The decision of the NSW Government to indefinitely defer the way the ESL is collected is expected to result in property owners facing higher insurance premiums.
 
Instead of property owners getting ready to enjoy lower insurance premiums, they now face the possibility of higher costs as the NSW State Government delays changes to the way the Emergency Services Levy (ESL) is collected.
 
The ESL funds services like Fire and Rescue NSW, Rural Fire Services and the NSW State Emergency Services. Emergency services are funded through State contributions (14 per cent), local government contributions (11.7 per cent) and levies on privately held insurance, mainly for building and contents insurance policies (74.3 per cent).
 
The ESL is currently collected by insurers on behalf of the NSW Government and is included as part of NSW Home, Motor and Fire and Industrial Special Risks insurance policies. The Government had proposed to remove the ESL from being collected through this insurance and instead be replaced by a Fire and Emergency Services Levy (FESL) to be paid alongside local council rates (the rate would be based on the unimproved land value). The change was set to take place from 1 July 2017 (it had been legislated in March).
 
A month before the change was to come into effect the Government announced an indefinite delay to the plan. In announcing the deferment, the Premier noted that the change would have made the ESL system fairer for residential property owners but would not have been fair on small-to-medium size businesses or those in the commercial and industrial sectors. 
 
The proposed FESL would not only see a change in the way the monies were collected, but would see all property owners paying the levy, including those whose property is uninsured.
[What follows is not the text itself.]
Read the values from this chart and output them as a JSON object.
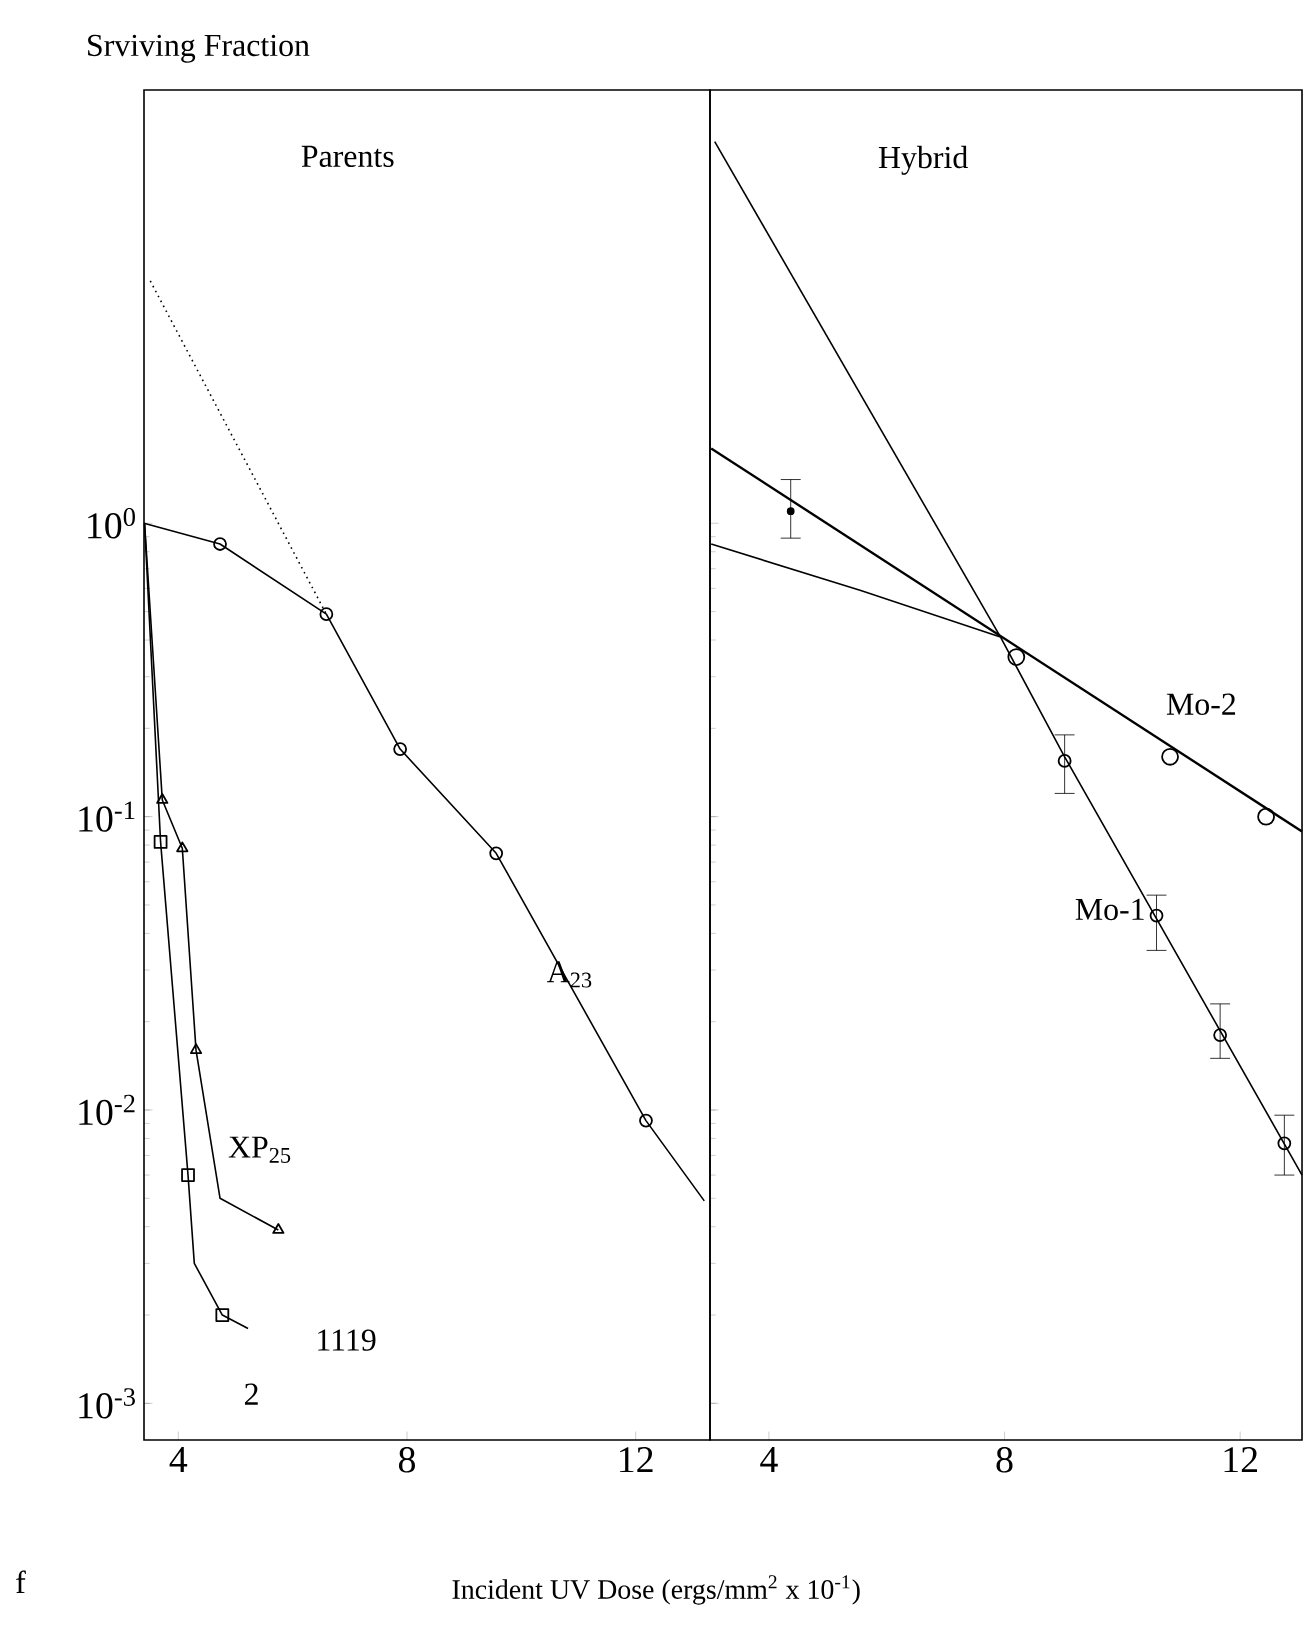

In effect, all property owners would be contributing to the costs of emergency services provision, not just those who had taken responsibility for protecting their property through insurance.
 
The Insurance Council of Australia (ICA) expressed concern over the delay, stating that “insurance companies are shocked and disappointed” and that the decision “will continue to deter the community from taking out the insurance”. Many in the industry considered the ESL a disincentive for full insurance.
 
Until the Government determines the way forward, the ESL will continue to be collected by insurers in NSW. From an insurers’ perspective, the continued collection of the ESL poses a logistical and technical challenge that comes with significant costs – costs that will ultimately passed on in full to policyholders, according to the ICA.
 
The Insurance Monitor will oversee the continuation of the existing system as the State Government works with the insurance industry, local government, fire and emergency services and other stakeholders to determine a new approach.